Well, that wasn’t so bad. In fact, M. Night Shyamalan’s “Split” was downright engrossing, superbly acted, and fantastic escapism for a superhero comic fan like me.
In the days leading up to opening night, I was so afraid that “Split” may be too scary for me. I kept joking to my husband to expect a call from the paramedics to report I’ve suffered a heart attack at AMC Loews Alderwood Mall 16, etc.
Not a chance. “Split” turned out to be more “Criminal Minds” than “Exorcist.”
Of course, I’m completely smitten with Scottish actor James McAvoy (“X-Men”), who plays the man with the split personalities, 23/24 of them. The troubled, darkly lit character of Kevin is right up my alley, and I mean, right there. (It’s no wonder I’ve had terrible luck with men in my life. Nobody could live up to those insane standards.)

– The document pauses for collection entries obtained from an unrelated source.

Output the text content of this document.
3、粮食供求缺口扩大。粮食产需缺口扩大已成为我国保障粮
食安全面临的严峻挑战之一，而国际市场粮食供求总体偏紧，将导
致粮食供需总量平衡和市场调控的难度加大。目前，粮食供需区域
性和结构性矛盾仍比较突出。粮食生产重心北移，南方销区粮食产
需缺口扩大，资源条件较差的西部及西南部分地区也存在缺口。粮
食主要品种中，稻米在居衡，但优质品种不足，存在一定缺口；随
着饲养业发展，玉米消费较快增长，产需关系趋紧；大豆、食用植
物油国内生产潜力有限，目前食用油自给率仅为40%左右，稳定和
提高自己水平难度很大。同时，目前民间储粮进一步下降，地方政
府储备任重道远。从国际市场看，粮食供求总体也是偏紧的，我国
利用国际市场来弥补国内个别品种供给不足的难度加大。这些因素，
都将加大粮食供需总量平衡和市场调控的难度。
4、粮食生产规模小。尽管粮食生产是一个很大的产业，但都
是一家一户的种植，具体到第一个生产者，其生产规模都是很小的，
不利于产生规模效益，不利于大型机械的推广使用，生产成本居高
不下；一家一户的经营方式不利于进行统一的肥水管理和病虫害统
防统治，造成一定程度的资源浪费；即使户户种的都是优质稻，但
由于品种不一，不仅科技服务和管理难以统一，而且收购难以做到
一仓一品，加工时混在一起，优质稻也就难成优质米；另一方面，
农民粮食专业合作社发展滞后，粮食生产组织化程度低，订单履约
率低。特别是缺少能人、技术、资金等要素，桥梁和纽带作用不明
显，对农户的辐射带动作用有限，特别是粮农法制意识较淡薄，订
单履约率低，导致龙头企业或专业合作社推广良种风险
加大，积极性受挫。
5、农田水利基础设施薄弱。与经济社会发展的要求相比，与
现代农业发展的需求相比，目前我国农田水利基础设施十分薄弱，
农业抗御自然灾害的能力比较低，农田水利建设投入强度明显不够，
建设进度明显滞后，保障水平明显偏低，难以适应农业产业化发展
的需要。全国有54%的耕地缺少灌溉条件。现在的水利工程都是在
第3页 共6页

The acting of McAvoy (Kevin) and Anya Taylor-Joy (Casey) very much suits me. It’s restrained, almost stingy — very much the way real life works. The recognition, revelations are small, almost cavalierly received, flippant but essential in one pivotal scene. I liked how the actors were seamless in turning the lock on their characters’ secrets; like real troubled people, they will not give the goods away so easily. (I may write further about this, because it’s so fascinating to me, as I once considered acting over whatever the fuck I do now.)
I also noticed that, like the split personalities losing time and dropping into the middle of scenes, we kind of do the same in our dreams. In our dreams, we take this sort of time travel for granted. I’m a lot of different personalities (energies) at once, splitting my light-reflective in a bunch of different scenarios simultaneously, a disorienting state of being, which overlaps more and more into my waking life the older I get.
Maybe that’s the true definition of aging dementia. Maybe it’s just us going back to the source, vast and complex, impossible to pin down, yet confronted with the conflict of continuing a life on earth, unable to sustain ourselves any longer in such a primitive, savage place of gravity and logic, money and power, a beeline of drones in busy work, weighted down on the shallow end with so much crap.
Returning home, insanity to the earth-bound.
Too much thought in a ping-pong game, where the ball always falls to the ground.
Watching this psychological thriller with someone I care about and trust added to my enjoyment. Every time I felt myself seize up with anticipatory terror, mostly in the beginning, I’d turn and lock eyes with Sarah, and she’d always be there for me, excitement over fear. By the time the truly mind-boggling stuff started to unravel — toward the running exit, as is Shyamalan’s trademark — Sarah was the one turning to me for reassurance, while I couldn’t look away.
I feed off this kind of movie. I live for its discordant, messy, harrowing notes, following characters forced on the outskirts as villain or hero, dismissed by the world as nothing but wavering somewhere between those two extremes, and totally controlling outcomes.
While the world went insane over the election of a president, a mere figurehead in a series of figureheads lording over a ghost of a machine of a system that’s long since abandoned we, the people, Sarah and I went to the movies, an Asian market for pho, Ulta Beauty store, etc. — the best getaway we could afford as two busy moms.
We talked over each other, talked simultaneously, and occasionally talked in response, as close to the way people transmit thoughts and energies in their dreams as possible. I think the two of us intrinsically understand that, which is why we revert to our original form of communication — thoughts spilling inside out. It works for us, even though passers-by may think we’re nuts. We kind of are.
The more I’m around her, the more I become myself, and the less I care what anyone thinks. We’re so much alike. I used to think we were as different as night and day, back when I was under the mistaken impression that I had all my shit together, back when I was tethered to all this earthly bullshit.
She gave me a gift in the middle of the Korean candy aisle, across from the mochi crunch, a Guatemalan Worry doll.
Legend has it that Worry People take your worries away. You tell them your most pressing worry, put them under your pillow, and go to sleep. By the morning, poof! all gone. What a thoughtful gift, even if she does look a little like my maternal grandmother, may she R.I.P.
I’ll tell my Worry person that it’s my son’s birthday, he turns 15, and I really pray he’ll be healthier in the new year, growing stronger and stronger each day. And that I can fit 17 balloons in my car, etc.